Kaelen stopped in the center of the room. "This is Aris," he announced, his voice cutting through the silence. He offered no title, no explanation of her origin. "She is a… consultant. On Wraith behavior."

A tall, lean woman with a severe blonde braid and a long, thin scar running from her temple to her jaw stepped forward. Her eyes, a cool, assessing grey, held no fire, but they were no less sharp for it. She was clad in practical leathers, a set of precision tools strapped to her belt.

"Consultant?" the woman repeated, her tone dripping with skepticism. "Kaelen, she looks like she just fell out of a bad theater production. What can she possibly know that we don't?"

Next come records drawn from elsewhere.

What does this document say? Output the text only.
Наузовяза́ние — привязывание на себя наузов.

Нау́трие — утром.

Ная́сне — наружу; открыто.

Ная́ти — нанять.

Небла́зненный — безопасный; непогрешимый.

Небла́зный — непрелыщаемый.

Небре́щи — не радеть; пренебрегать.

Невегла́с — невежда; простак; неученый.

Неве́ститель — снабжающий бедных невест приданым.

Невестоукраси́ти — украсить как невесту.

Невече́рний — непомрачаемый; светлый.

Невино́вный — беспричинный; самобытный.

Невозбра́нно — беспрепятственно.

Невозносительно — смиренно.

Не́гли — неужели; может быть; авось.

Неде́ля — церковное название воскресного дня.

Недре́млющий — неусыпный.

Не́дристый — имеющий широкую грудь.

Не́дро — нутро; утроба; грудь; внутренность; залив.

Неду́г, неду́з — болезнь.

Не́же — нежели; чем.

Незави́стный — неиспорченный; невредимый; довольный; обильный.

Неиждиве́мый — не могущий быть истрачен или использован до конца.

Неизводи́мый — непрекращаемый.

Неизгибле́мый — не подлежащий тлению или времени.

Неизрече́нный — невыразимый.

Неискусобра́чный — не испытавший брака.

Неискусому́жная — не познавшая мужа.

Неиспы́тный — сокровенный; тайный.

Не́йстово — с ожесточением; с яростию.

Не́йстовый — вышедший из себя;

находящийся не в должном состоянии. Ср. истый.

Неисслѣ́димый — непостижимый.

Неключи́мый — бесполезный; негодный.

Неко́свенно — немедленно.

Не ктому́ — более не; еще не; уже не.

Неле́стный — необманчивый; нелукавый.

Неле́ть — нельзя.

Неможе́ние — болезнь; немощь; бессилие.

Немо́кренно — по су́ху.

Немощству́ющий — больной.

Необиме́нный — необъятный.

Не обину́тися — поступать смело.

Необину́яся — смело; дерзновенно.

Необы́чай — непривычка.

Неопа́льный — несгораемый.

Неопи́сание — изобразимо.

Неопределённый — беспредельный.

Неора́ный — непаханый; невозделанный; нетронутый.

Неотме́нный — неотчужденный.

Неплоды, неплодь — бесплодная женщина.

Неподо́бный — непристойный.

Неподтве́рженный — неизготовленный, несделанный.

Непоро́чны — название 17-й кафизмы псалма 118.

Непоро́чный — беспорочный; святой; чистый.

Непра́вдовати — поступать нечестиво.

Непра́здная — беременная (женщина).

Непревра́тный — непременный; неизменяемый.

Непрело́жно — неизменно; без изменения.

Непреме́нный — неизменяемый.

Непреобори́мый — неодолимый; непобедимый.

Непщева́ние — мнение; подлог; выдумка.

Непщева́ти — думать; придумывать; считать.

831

"This is Lysette," Kaelen said to Aris, by way of a terse introduction. "My second. And our lead artificer." He turned his gaze back to Lysette. "She disrupted a Lesser Wraith. With a bottle, some rags, and oil. No spark. No ember. No magic."

A ripple of disbelief went through the room.

"Impossible," a burly man with arms like tree trunks grunted from an anvil where he was hammering a piece of metal.

"Is it?" Kaelen's voice was dangerously quiet. He looked at Aris. "Explain it to them. The… thermal disruption."

All eyes were on her again. This was her test. Her worth, her very right to be under this roof, hinged on this moment. She took a shaky breath, forcing her voice to steadiness.

"The creature… the Wraith… seems to be a coherent form of energy maintaining a low-temperature field," she began, slipping into the comfort of academic explanation. "The open flame I created caused a rapid, localized increase in ambient thermal energy. This likely induced a state of harmonic dissonance within its structure, momentarily destabilizing it. It's a principle not unlike using a specific frequency to shatter glass."

She looked at their blank, confused faces. She was speaking a foreign language. She tried again, simpler.

"My fire… confused it. It wasn't your fire. It was messy. Uncontrolled. It didn't know how to react."

Lysette's skeptical expression had not changed, but a flicker of interest was in her eyes. "A different kind of fire…" she mused, looking at Aris as if she were a new, complex piece of machinery to be understood.

Kaelen gave a curt nod. "She stays. Lysette, find her quarters. And get her some proper clothes. She sticks out like a sore thumb." He turned to leave, his business with her apparently concluded for now.

"But… Commander," Aris called out, desperation giving her courage. "My things… from my lab. There was a crystal, part of my device. It might be important."

He paused, half-turning. "Where?"

"The alley. Where you first found me."

He scoffed, a short, harsh sound. "It's gone. Looted, or swept into the gutter. This is Veridia. Nothing valuable stays lost for long." His gaze swept over her one last time, a reminder of her utter helplessness. "Forget your past. Your work begins now."

He strode away, leaving her standing alone in the middle of the Pyre Guard hall, surrounded by strangers who saw her as either a curiosity or a burden. Lysette approached, her expression unreadable.

"Come on, then, 'Consultant'," she said, not unkindly, but with no warmth either. "Let's find you a bunk. And for God's sake, let's get you out of those ridiculous trousers."

As she was led away, Aris's hand went to her empty pocket. The Chronos Crystal was gone. Her only tangible link to her home, to a possible solution, was lost. Kaelen's words echoed in her mind: Forget your past.

But as she looked around at the grim, determined faces of the Pyre Guard, at the blue flames in the braziers, and felt the lingering, terrifying presence of the commander who had just conscripted her, she knew one thing with absolute certainty.

Forgetting her past was the one thing she would never be able to do. The inciting incident was complete. She was trapped, and the slow, dangerous burn of her new life had truly begun.